Moreover, Ghana’s lenient stance on fuel quality, allowing diesel imports with over 3000 parts per million (ppm) of sulphur, contrasts sharply with global transitions to Ultra-low-sulphur diesel (ULSD) with substantially lower sulphur content. While countries like Kenya, Mauritius, Morocco, and South Africa shifted to 50 ppm diesel in 2010, Ghana’s reluctance poses environmental and health risks.

Permitting the importation of high-sulphur content fuels, known for contributing to acid rain, health hazards, and engine damage, contradicts the government’s focus on taxing emissions from ‘imported goods.’ This apparent hypocrisy highlights the greater threat posed by the importation of polluted fuels.

In light of these facts, Ghana’s carbon emission strategy appears misguided. Rather than imposing taxes on imports, the government could align its policies with global fuel quality standards and maximize revenue potential from existing carbon reduction initiatives.

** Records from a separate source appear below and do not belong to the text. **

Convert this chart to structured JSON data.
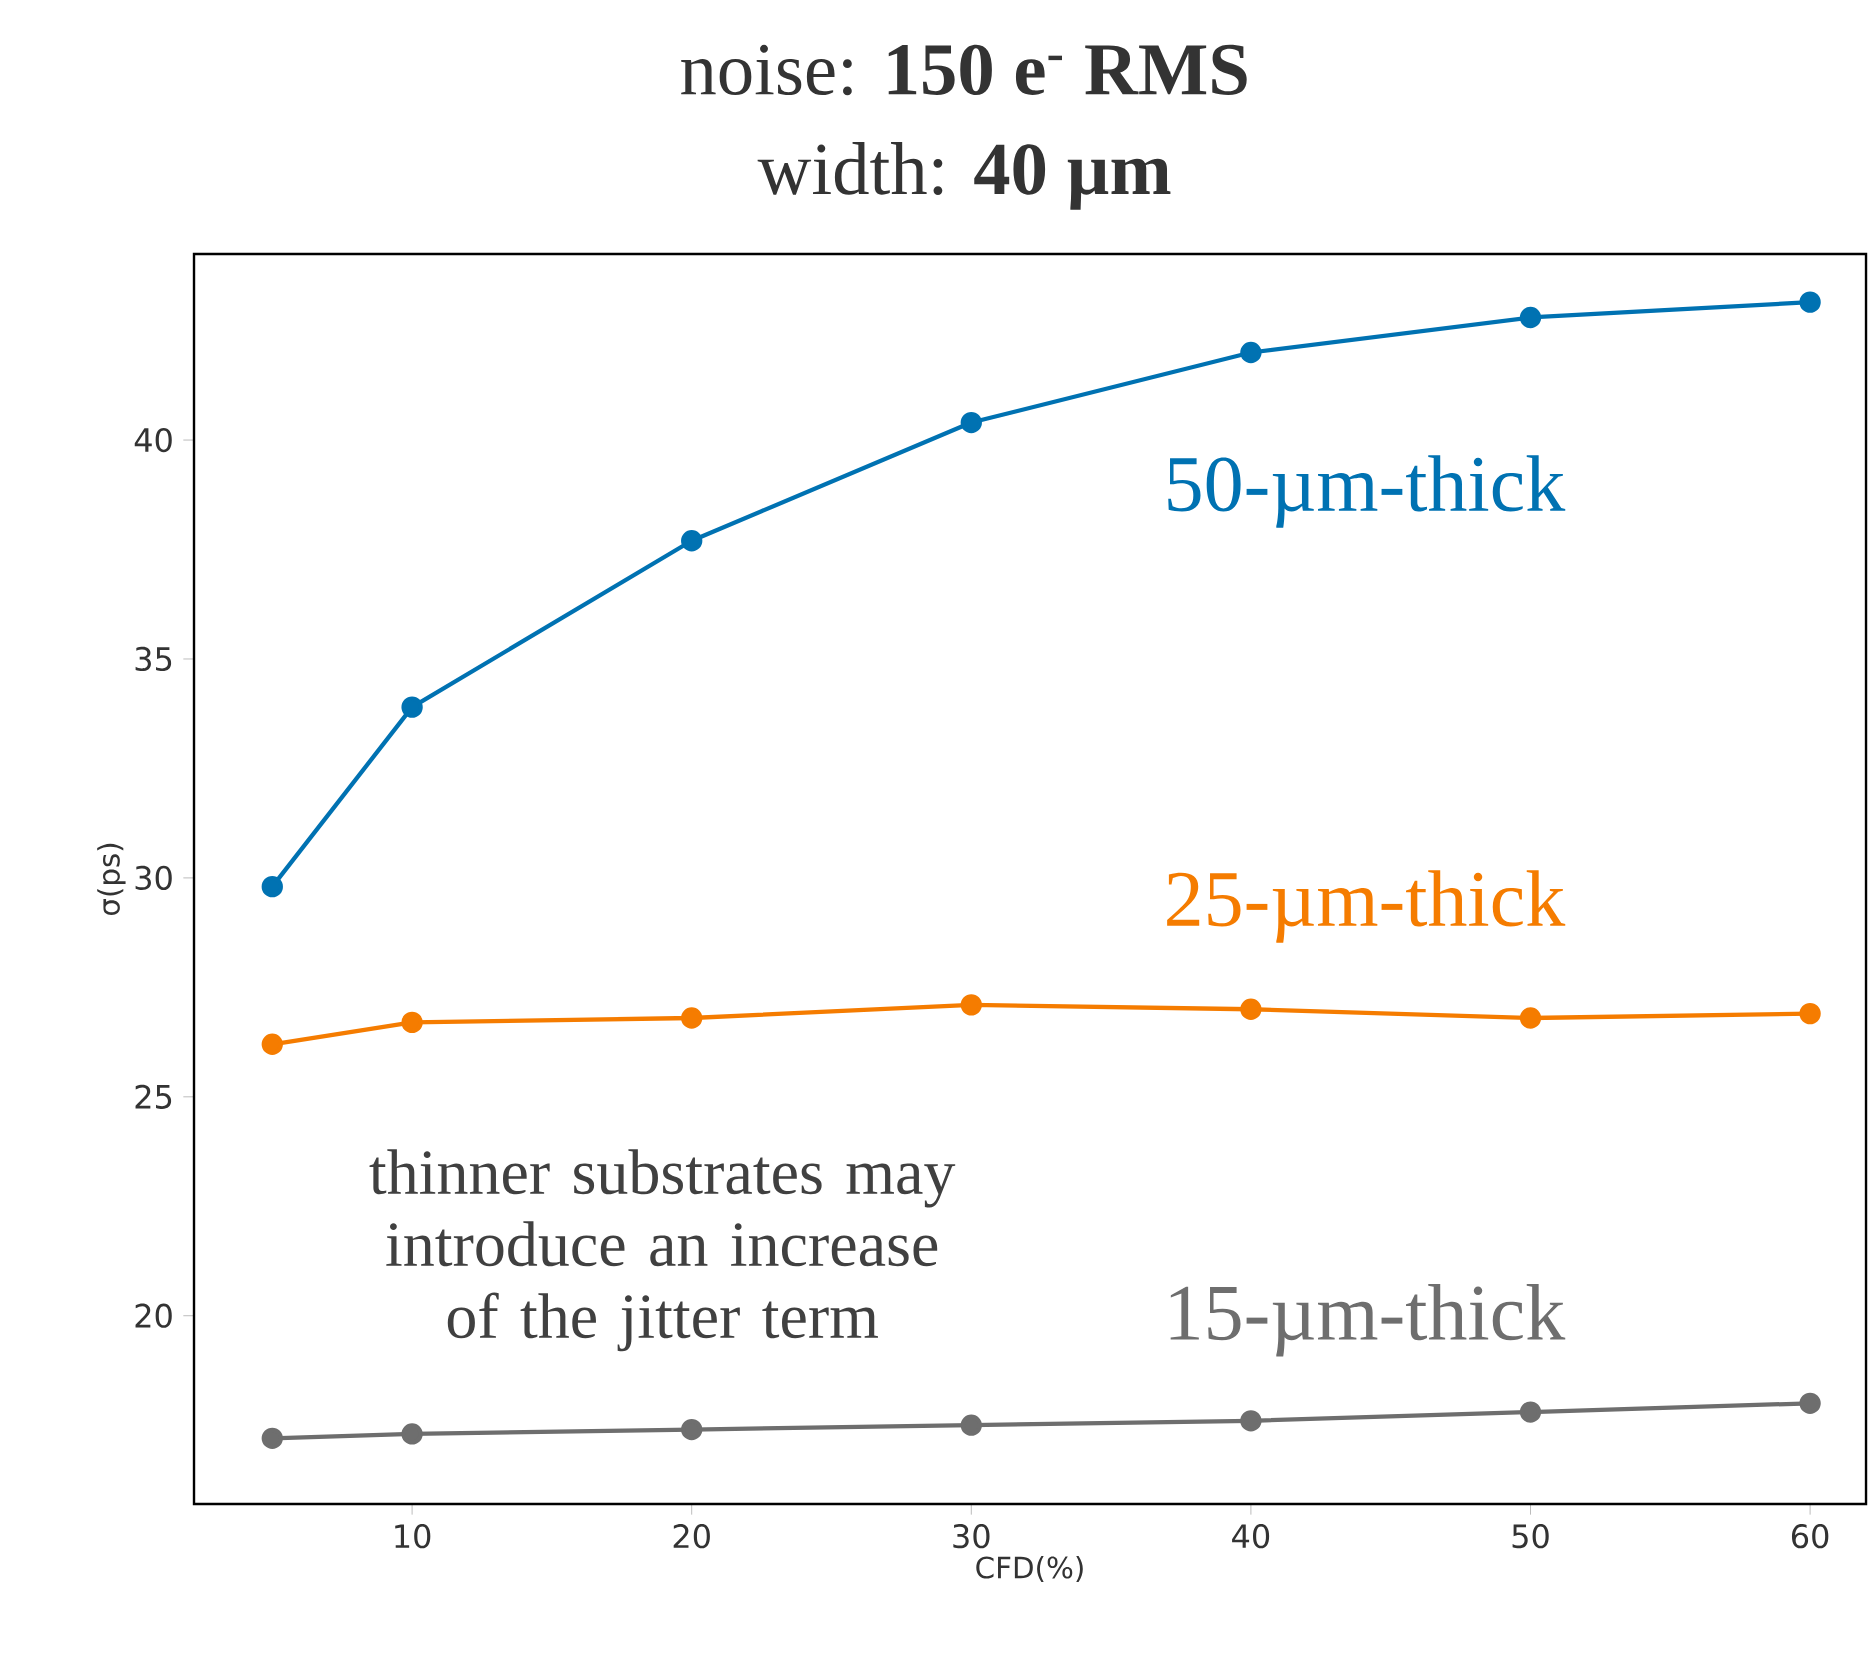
{
  "chart_data": {
    "type": "line",
    "title": "noise: **150 e$^{-}$ RMS**",
    "subtitle": "width: **40 µm**",
    "xlabel": "CFD(%)",
    "ylabel": "σ(ps)",
    "x": [
      5,
      10,
      20,
      30,
      40,
      50,
      60
    ],
    "series": [
      {
        "name": "50-µm-thick",
        "color": "#0072b2",
        "values": [
          29.8,
          33.9,
          37.7,
          40.4,
          42.0,
          42.8,
          43.15
        ]
      },
      {
        "name": "25-µm-thick",
        "color": "#f57c00",
        "values": [
          26.2,
          26.7,
          26.8,
          27.1,
          27.0,
          26.8,
          26.9
        ]
      },
      {
        "name": "15-µm-thick",
        "color": "#6e6e6e",
        "values": [
          17.2,
          17.3,
          17.4,
          17.5,
          17.6,
          17.8,
          18.0
        ]
      }
    ],
    "xlim": [
      2.2,
      62
    ],
    "ylim": [
      15.7,
      44.25
    ],
    "xticks": [
      10,
      20,
      30,
      40,
      50,
      60
    ],
    "yticks": [
      20,
      25,
      30,
      35,
      40
    ],
    "marker": "circle",
    "line_style": "solid",
    "grid": false,
    "annotations": [
      "thinner substrates may introduce an increase of the jitter term"
    ]
  }
}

Recommendations include prioritizing the adoption of clean and low-sulphur fuel with less than 30 ppm, aligning with sustainable development goals and offering several compelling advantages.

Investing in cleaner fuels directly addresses environmental concerns, particularly air quality, contributing to reduced emissions of sulphur dioxide, a major air pollutant detrimental to respiratory health and the environment. This prioritization of cleaner fuels can effectively mitigate the negative impacts of air pollution on public health.

Moreover, embracing cleaner fuels aligns with global efforts to combat climate change by significantly reducing the carbon footprint. This not only demonstrates environmental responsibility on the global stage but also supports international climate change mitigation efforts.

From an economic perspective, investing in cleaner fuels has the potential to stimulate the growth of a cleaner energy sector. This encouragement of investment in sustainable technologies fosters job creation within sustainable industries. This contrasts with the potential burdensome impact of taxing emissions on businesses and consumers.

Additionally, prioritizing clean fuels aligns with the global trend towards sustainable practices, making Ghana potentially more attractive to international investments and partnerships. This enhances the nation’s reputation as a responsible and environmentally conscious entity, opening avenues for collaboration with other countries and organizations committed to sustainable development.